A zillion billion years ago, during my undergrad days, I had
a writing professor (Dr. Trowbridge) who often wrote a large T, which meant
“trite,” across sentences or phrases in our MSS that were hackneyed or clichéd. Generally
I’d get a number of T’s on every page.

I remembered those big T’s when I ran across this advice
from Janet Fitch, author of White Oleander and Paint it Black:
“When you’re writing, anything you’ve ever heard or read
before is a cliché.
They can be combinations of words: Cold sweat.
Fire-engine red
, or phrases: on the same page, level playing field,
or metaphors: big as a house. So quiet you could hear a pin drop.
Sometimes things themselves are cliches: fuzzy dice, pink flamingo lawn
ornaments, long blonde hair.
Just keep asking yourself, “Honestly, have I
ever seen this before?” Even if Shakespeare wrote it, or Virginia Woolf, it’s a
cliché. You’re a writer and you have to invent it from scratch, all by
yourself. That’s why writing is a lot of work, and demands unflinching honesty.”
After reading her advice, I looked at one chapter in my novel – and holy cow, who
wrote all this silly trite nonsense!
“He put his feet on his desk.”  Trite.
“He leaned forward intently.” Trite. 
“Wyatt breezed into the
bandroom.” Trite. 
An evil elf must have gotten a hold of my computer, because
a writing genius like me couldn’t have written this dreck!
But before I could work myself into a freak-out frenzy in
which I stuffed all of my novels into the trash can, I made myself a simple
assignment: Forge an awesome writer sword. Then use it to chop out the trite phrases, and replace those phrases with
something I’ve never heard before.

Sir Terry Pratchett forged *his* sword out of meteorites, with the help of little blue men, because he is that awesome.

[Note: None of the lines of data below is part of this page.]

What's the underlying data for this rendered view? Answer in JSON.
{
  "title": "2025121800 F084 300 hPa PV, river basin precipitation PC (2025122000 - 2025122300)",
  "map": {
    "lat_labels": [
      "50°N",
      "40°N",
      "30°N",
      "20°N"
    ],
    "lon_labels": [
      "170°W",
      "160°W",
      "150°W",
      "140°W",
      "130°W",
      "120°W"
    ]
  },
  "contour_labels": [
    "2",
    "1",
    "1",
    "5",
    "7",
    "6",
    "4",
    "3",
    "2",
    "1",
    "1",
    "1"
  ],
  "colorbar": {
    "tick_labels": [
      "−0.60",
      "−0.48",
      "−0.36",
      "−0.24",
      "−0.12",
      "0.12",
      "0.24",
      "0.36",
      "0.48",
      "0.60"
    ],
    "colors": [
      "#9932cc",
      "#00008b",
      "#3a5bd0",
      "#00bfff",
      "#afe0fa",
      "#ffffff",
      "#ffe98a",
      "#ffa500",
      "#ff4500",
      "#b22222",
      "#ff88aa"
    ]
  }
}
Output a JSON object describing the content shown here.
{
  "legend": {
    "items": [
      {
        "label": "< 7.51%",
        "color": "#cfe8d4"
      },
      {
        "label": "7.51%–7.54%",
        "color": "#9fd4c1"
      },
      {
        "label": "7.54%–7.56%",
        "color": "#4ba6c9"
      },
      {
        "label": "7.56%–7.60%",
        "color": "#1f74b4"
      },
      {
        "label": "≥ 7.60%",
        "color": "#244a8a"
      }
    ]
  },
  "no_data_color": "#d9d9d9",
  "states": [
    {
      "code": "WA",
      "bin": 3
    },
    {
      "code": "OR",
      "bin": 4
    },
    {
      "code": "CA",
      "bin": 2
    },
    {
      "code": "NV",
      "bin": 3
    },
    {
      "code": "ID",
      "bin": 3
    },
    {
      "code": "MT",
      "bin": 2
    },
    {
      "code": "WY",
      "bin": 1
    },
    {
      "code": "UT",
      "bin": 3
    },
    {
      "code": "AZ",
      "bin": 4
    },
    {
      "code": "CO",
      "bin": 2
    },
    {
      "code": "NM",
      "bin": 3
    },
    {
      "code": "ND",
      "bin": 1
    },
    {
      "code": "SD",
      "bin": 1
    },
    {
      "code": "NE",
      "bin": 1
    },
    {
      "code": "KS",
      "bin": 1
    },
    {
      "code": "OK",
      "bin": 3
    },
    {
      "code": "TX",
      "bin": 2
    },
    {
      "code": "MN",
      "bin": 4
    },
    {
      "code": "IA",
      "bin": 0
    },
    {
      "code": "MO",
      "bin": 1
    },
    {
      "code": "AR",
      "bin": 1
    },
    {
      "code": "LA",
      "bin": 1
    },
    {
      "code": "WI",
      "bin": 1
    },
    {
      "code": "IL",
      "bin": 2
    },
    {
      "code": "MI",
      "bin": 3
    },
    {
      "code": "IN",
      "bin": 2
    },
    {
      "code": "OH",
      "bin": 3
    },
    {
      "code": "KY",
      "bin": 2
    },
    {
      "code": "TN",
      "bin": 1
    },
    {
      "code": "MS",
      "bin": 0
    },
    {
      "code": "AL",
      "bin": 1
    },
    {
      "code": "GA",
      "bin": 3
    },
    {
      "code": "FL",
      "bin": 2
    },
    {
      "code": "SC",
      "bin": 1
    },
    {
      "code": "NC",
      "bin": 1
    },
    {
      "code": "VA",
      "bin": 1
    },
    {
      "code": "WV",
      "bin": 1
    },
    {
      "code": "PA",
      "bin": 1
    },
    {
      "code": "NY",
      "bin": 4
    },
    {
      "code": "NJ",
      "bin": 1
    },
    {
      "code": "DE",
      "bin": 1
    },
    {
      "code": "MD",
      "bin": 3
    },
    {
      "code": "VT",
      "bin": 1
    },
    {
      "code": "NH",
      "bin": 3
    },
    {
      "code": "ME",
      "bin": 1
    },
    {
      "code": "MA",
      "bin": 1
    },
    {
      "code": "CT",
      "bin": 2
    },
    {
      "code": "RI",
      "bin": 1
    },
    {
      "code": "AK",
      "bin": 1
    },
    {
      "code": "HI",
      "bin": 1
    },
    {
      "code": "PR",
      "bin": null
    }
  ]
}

Well, not on the level of rewriting each sentence to say, “Pharby
ek gooley mekhenowitzh.” But make yourself reach a little. Pull in some words
you wouldn’t ordinarily use (sometimes I like to scry through a dictionary just
to see what surprises come up). Also, dig more deeply into your character’s pov
and see things 1) that interest her in 2) ways that only she would see them.
Of course, coming up with something that’s not trite or
clichéd takes some thought, and generally I am against sustained thought
because right now my brain is about the size of a walnut. But this exercise yields some crazy interesting pages, and
when you’re done, you’re like, “Hey! I made this!” and it feels pretty awesome.
P.S. Hi, I’m a new blogger! I’m Melinda, and I graduated from Hamline last Sunday whilst being very pregnant, and it was great. In baby news: Now that I’m back in Missouri, I have been actively trying to
evict baby, but he just ignores me and continues to work on his kickboxing
skills in the womb. ETA is still the first week of August. Anyway, I am happy to be here!